NEW YORK – Perserikatan Bangsa-Bangsa (PBB) baru-baru ini menilai bahwa lapisan ozon Bumi tengah berada dalam proses pulih sepenuhnya.
Proses ini akan berjalan selama beberapa dekade, dengan bahan kimia perusak ozon telah hilang dari seluruh dunia.
Seperti yang diketahui, lapisan ozon melindungi planet ini dari sinar ultraviolet yang berbahaya.
Akan tetapi, sejak akhir 1980-an, para ilmuwan telah membunyikan alarm tentang lubang di perisai ini.
Lubang itu disebabkan oleh zat-zat perusak ozon, termasuk klorofluorokarbon (CFC) yang sering ditemukan di lemari es, aerosol, dan pelarut.
Kerja sama internasional pun terjalin untuk membantu membendung kerusakan ini.
Menurut penilaian oleh panel ahli yang diterbitkan pada Senin (9/1), penggunaan CFC telah menurun 99% sejak Protokol Montreal mulai berlaku pada tahun 1989.
Protokol itu memulai penghapusan bahan kimia tersebut dan bahan kimia perusak ozon lainnya.
Jika kebijakan global tetap berlaku, lapisan ozon diperkirakan akan pulih ke tingkat tahun 1980 pada tahun 2040 di sebagian besar dunia, demikian temuan penilaian tersebut.
Untuk wilayah kutub, jangka waktu pemulihan lebih lama, yaitu 2045 di atas Kutub Utara dan 2066 di atas Antartika.
“Tindakan ozon menjadi preseden untuk aksi iklim,” ujar Sekretaris Jenderal Organisasi Meteorologi Dunia Petteri Taala.
“Keberhasilan kita dalam menghapus bahan kimia pemakan ozon secara bertahap menunjukkan kepada kita apa yang dapat dan harus dilakukan–sebagai hal yang mendesak–untuk beralih dari bahan bakar fosil, mengurangi gas rumah kaca, dan dengan demikian membatasi peningkatan suhu,” sambungnya.
Menurut sebuah studi tahun 2021 di jurnal Nature, gas perusak ozon juga merupakan gas rumah kaca yang kuat, dan jika larangan tidak diberlakukan, dunia dapat mengalami pemanasan tambahan hingga 1 derajat Celcius.

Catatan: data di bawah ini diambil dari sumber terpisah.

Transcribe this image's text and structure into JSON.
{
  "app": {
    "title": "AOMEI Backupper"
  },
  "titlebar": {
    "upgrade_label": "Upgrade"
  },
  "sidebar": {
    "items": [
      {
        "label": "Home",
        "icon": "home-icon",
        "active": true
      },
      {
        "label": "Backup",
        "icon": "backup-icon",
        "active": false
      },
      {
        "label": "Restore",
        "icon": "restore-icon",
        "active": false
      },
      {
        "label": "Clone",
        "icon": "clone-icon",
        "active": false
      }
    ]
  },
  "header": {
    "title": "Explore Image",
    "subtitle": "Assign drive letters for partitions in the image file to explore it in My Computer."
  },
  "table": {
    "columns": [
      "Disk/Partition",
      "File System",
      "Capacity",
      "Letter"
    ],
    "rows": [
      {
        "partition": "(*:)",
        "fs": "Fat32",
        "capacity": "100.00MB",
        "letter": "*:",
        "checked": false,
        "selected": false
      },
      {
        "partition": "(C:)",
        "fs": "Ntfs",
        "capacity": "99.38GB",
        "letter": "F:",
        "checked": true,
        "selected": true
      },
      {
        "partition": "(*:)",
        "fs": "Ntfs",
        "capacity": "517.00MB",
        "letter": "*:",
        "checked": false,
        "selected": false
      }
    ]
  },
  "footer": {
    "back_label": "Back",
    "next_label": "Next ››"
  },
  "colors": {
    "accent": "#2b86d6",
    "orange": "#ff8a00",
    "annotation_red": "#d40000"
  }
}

Planet ini sendiri telah menghangat sekitar 1,2 derajat sejak revolusi industri.
Para ilmuwan telah memperingatkan bahwa suhu harus dibatasi hingga 1,5 derajat untuk mencegah konsekuensi terburuk dari krisis iklim.
Pemanasan melebihi 1,5 derajat akan secara dramatis meningkatkan risiko kekeringan ekstrem, kebakaran hutan, banjir, dan kekurangan pangan, lapor para ilmuwan.
Untuk pertama kalinya dalam penilaian ini, yang diterbitkan setiap empat tahun, para ilmuwan juga melihat prospek geoengineering surya.
Prospek itu adalah upaya untuk mengurangi pemanasan global melalui berbagai langkah, seperti menyemprotkan aerosol ke stratosfer untuk memantulkan sinar matahari dari atmosfer bumi.
Mereka menemukan bahwa injeksi aerosol stratosfer dapat membantu mengurangi pemanasan iklim, namun memperingatkan bahwa mungkin ada konsekuensi yang tidak diinginkan.
Menyebarkan teknologi “juga dapat memengaruhi suhu stratosfer, sirkulasi dan produksi ozon serta tingkat penghancuran dan pengangkutan,” demikian temuan laporan tersebut.